NEW YORK - A man found guilty 17 years ago of murdering his parents as a teenager was freed from prison yesterday, days after a court overturned the conviction and ordered a retrial because of new evidence.

Martin Tankleff, 36, was released on $1 million bail. He thanked his friends, supporters, and witnesses who came forward "because it was the right thing to do."

An appeals court threw out the 1990 conviction last week, saying new evidence suggested that someone else might have killed Seymour and Arlene Tankleff in their Long Island home.

"I was as upset when Marty was convicted as I was the day I learned that there were murders," said his aunt, Mary Anne McClure. "Now we can mourn my sister properly, because we haven't been able to for 19 years."

Martin Tankleff was 17 when his parents were bludgeoned and stabbed in their Belle Terre, N.Y., house in 1988. After a detective falsely told him that his father had awakened from a coma and implicated him, Tankleff wondered aloud whether he might have "blacked out" and committed the crimes, and he confessed to them. But he quickly withdrew the confession, refusing to sign a statement police had prepared.

He was sentenced to 50 years to life in prison after being convicted in one of the nation's first televised trials.

Private detectives working on Tankleff's behalf later turned up witnesses who implicated a business partner of his father's and others in the killings.

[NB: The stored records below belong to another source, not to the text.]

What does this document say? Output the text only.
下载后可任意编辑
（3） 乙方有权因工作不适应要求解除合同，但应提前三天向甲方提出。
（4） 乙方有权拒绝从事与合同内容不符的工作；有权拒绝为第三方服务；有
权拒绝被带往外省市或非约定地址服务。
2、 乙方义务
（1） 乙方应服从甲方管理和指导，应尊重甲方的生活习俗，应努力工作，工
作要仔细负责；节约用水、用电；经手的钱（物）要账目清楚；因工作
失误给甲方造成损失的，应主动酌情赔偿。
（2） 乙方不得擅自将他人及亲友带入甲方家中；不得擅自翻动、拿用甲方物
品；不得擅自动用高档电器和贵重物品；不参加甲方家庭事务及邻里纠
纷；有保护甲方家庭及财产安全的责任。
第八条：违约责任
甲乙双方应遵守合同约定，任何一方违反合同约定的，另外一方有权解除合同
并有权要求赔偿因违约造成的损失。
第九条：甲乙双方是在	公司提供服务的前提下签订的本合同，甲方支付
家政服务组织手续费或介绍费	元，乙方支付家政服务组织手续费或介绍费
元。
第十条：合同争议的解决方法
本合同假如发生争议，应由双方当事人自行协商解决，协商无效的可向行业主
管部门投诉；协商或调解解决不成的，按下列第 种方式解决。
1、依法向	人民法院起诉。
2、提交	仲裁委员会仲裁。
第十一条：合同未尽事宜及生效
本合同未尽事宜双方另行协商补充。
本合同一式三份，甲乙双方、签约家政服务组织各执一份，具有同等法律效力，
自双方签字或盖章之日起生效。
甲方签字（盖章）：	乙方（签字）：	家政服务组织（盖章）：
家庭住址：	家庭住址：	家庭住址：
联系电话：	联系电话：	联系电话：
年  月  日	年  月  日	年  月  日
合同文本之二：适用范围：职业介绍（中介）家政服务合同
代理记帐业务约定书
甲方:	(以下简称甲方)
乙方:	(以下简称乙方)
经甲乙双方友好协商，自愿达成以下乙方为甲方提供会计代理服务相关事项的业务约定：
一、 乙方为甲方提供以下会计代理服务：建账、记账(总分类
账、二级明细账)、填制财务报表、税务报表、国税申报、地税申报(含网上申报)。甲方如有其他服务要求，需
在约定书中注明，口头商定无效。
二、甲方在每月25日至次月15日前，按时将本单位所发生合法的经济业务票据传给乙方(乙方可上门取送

The partner, Jerry Steuerman, was never charged and has denied involvement.

The Appellate Division of state Supreme Court in Brooklyn said it was probable that a new jury would render a different verdict if given a chance to hear all the evidence now available.

The case had raised questions about coercive interrogation tactics and drew the support of the Innocence Project, a group dedicated to exonerating wrongfully convicted people. "It's a great day for justice in New York and in the country generally," said Barry Scheck, the project's executive director.

Suffolk County District Attorney Thomas Spota did not say whether he would seek to prosecute Tankleff again.